Application security, Patch/Configuration Management, Vulnerability Management

Firm: WMF patch ignored by many

The Windows metafile (WMF) vulnerability that forced Microsoft to hurry an out-of-cycle patch to the public is still a threat because many home users have not yet fixed their PCs, one security firm warned today.

Mikko Hypponen, director of anti-virus research for F-Secure, said on the firm's website that it has discovered a phishing scam, run from a home PC somewhere in Illinois, designed to exploit the vulnerability.

"This scam works by sending out emails, urging customers of the global HSBC bank to visit a site called www[dot]jhsbc[dot]com. This domain, naturally, has nothing to do with the real bank but it sounds close enough," Hypponen said. "The WMF connection comes from the fact that if you visit this site (and please don't), the front-page contains an IFRAME that will try to push an exploit filed called tr.wmf to your system. When that is executed, it will download a file called update.exe from the same server. This unexpected gift turns out to be a variant of the Trojan-spy.Win32.Goldun family, which will start to collect information from the system."

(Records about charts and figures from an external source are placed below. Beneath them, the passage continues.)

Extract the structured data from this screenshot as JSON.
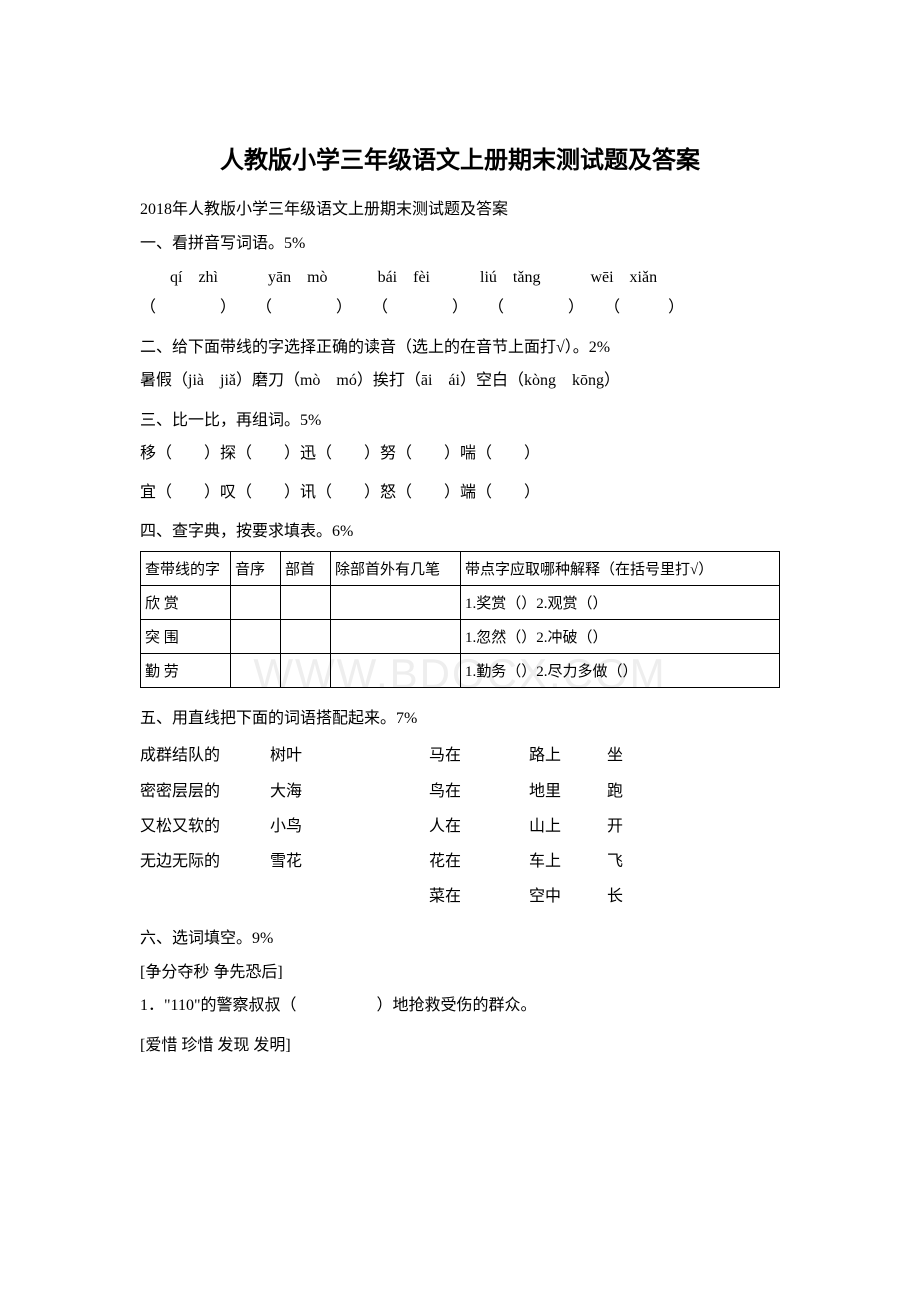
{
  "watermark": "WWW.BDOCX.COM",
  "title": "人教版小学三年级语文上册期末测试题及答案",
  "subtitle": "2018年人教版小学三年级语文上册期末测试题及答案",
  "section1": {
    "heading": "一、看拼音写词语。5%",
    "pinyin": [
      "qí　zhì",
      "yān　mò",
      "bái　fèi",
      "liú　tǎng",
      "wēi　xiǎn"
    ],
    "blanks": [
      "（　　　　）",
      "（　　　　）",
      "（　　　　）",
      "（　　　　）",
      "（　　　）"
    ]
  },
  "section2": {
    "heading": "二、给下面带线的字选择正确的读音（选上的在音节上面打√）。2%",
    "line": "暑假（jià　jiǎ）磨刀（mò　mó）挨打（āi　ái）空白（kòng　kōng）"
  },
  "section3": {
    "heading": "三、比一比，再组词。5%",
    "line1": "移（　　）探（　　）迅（　　）努（　　）喘（　　）",
    "line2": "宜（　　）叹（　　）讯（　　）怒（　　）端（　　）"
  },
  "section4": {
    "heading": "四、查字典，按要求填表。6%",
    "headers": [
      "查带线的字",
      "音序",
      "部首",
      "除部首外有几笔",
      "带点字应取哪种解释（在括号里打√）"
    ],
    "rows": [
      {
        "char": "欣 赏",
        "meaning": "1.奖赏（）2.观赏（）"
      },
      {
        "char": "突 围",
        "meaning": "1.忽然（）2.冲破（）"
      },
      {
        "char": "勤 劳",
        "meaning": "1.勤务（）2.尽力多做（）"
      }
    ]
  },
  "section5": {
    "heading": "五、用直线把下面的词语搭配起来。7%",
    "rows": [
      [
        "成群结队的",
        "树叶",
        "马在",
        "路上",
        "坐"
      ],
      [
        "密密层层的",
        "大海",
        "鸟在",
        "地里",
        "跑"
      ],
      [
        "又松又软的",
        "小鸟",
        "人在",
        "山上",
        "开"
      ],
      [
        "无边无际的",
        "雪花",
        "花在",
        "车上",
        "飞"
      ],
      [
        "",
        "",
        "菜在",
        "空中",
        "长"
      ]
    ]
  },
  "section6": {
    "heading": "六、选词填空。9%",
    "group1_label": "[争分夺秒 争先恐后]",
    "item1": "1．\"110\"的警察叔叔（　　　　　）地抢救受伤的群众。",
    "group2_label": "[爱惜 珍惜 发现 发明]"
  }
}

Mike Nash, corporate vice president for security, said this month that the Redmond, Wash., computing giant wanted to make sure that the update would meet quality goals.

Microsoft released the update five days earlier than its planned Jan. 10 "patch Tuesday" release. The company first advised users last month to maintain antivirus services and apply the work-around it recommended.

Prior to the release, malicious users set up attack websites to exploit the image vulnerability, from which they can execute arbitrary code, cause a denial of service condition or take complete control of an infected PC, the U.S. Computer Emergency Readiness Team and multiple security firms warned late last month.

Stephen Toulouse, security group project manager for Microsoft, said last week on the company's TechNet website that the vulnerability was leftover from a time when PC security was less complicated.

"This was from a different time in the security landscape and these metafile records were all completely trusted by the OS," he said. "To recap, when it was introduced, the SetAbortProc functionality served an important function."